Aleatoric and Epistemic uncertainty

Hello

I am trying to derive the aleatoric and epistemic uncertainty from a pymc3 model and I’m not sure how to do this.

For example given this model (taken from glm-linear):

import numpy as np
import pymc3 as pm

size = 200
true_intercept = 1
true_slope = 2

x = np.linspace(0, 1, size)
true_regression_line = true_intercept + true_slope * x
# add noise
y = true_regression_line + np.random.normal(scale=.5, size=size)

with pm.Model() as model: 
    
    sigma = pm.HalfCauchy('sigma', beta=10, testval=1.)
    intercept = pm.Normal('Intercept', 0, sigma=20)
    x_coeff = pm.Normal('x', 0, sigma=20)
    mu_likelihood = intercept + x_coeff * x
    likelihood = pm.Normal('y', mu=mu_likelihood,
                        sigma=sigma, observed=y)

    
    trace = pm.sample(3000, cores=2) 

I would like to know the uncertainty over mu_likelihood variable (epistemic uncertainty) as opposed to the uncertainty just over the likelihood variable (aleatoric uncertainty). As an aside, the motivation for this is to split out the uncertainty that the model has about its own predictions from the uncertainty in the system that is being modelled.

I’ve seen these being done with TensorFlow Probability and it would be good to know if something similar can be done with the pymc3 framework.

Thanks for any help!

Hi,
IIUC what you’re asking, you can get the uncertainty around mu_likelihood by wraping it in a deterministic variable: mu_likelihood = pm.Deterministic("mu_likelihood", intercept + x_coeff * x). Then, PyMC will store it in the posterior trace.
The uncertainty integrating over all the uncertainty in the model can be obtained by samping from the posterior predictive distribution, thus simulating new data (y here).

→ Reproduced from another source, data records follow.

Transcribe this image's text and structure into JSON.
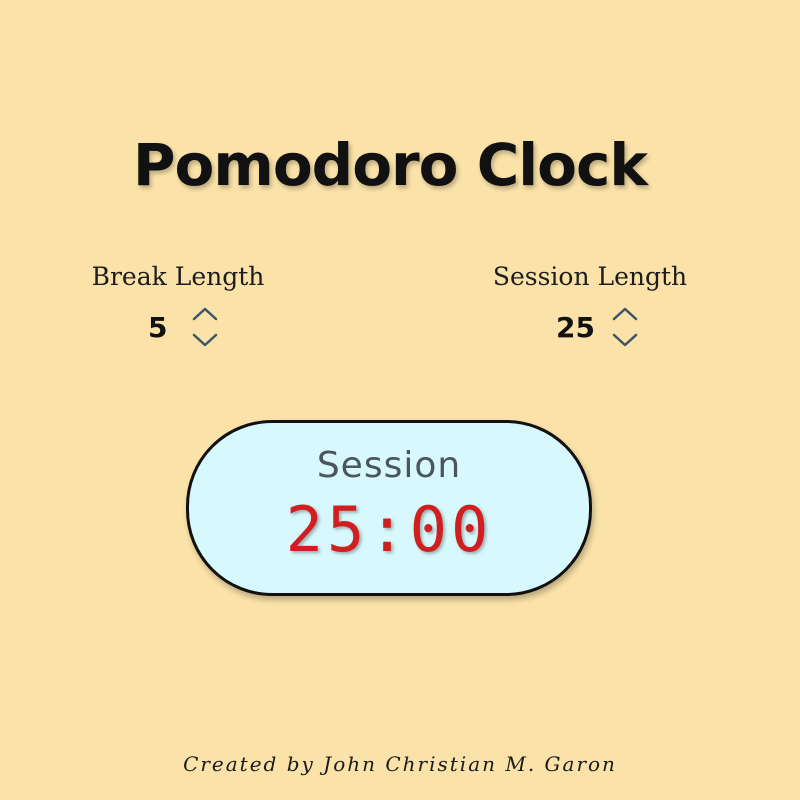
{
  "app": {
    "title": "Pomodoro Clock"
  },
  "break": {
    "label": "Break Length",
    "value": "5",
    "increment_icon": "chevron-up-icon",
    "decrement_icon": "chevron-down-icon"
  },
  "session": {
    "label": "Session Length",
    "value": "25",
    "increment_icon": "chevron-up-icon",
    "decrement_icon": "chevron-down-icon"
  },
  "timer": {
    "label": "Session",
    "time": "25:00"
  },
  "footer": {
    "credit": "Created by John Christian M. Garon"
  },
  "colors": {
    "background": "#fae2a8",
    "timer_background": "#d7f9fd",
    "timer_digits": "#d11f1f",
    "arrow": "#3d5566"
  }
}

Just wanna point out that there is an interesting video about aleatoric and epistemic uncertainty by Aki Vehtari here, and that @RavinKumar is also gonna mention this in his upcoming PyData global talk :wink:
Hope this helps :vulcan_salute:

3 Likes

Ah thank you so much @AlexAndorra - that is exactly what I was looking for! And thanks for the resource as well.

1 Like

For completeness - you could produce the aleatoric uncertainty by taking the mean of mu_likelihood and sigma for each data sample (here we’d draw 2000 samples from it):
np.random.normal(trace['mu_likelihood'].mean(axis=0), trace['sigma'].mean(), size=(2000,size))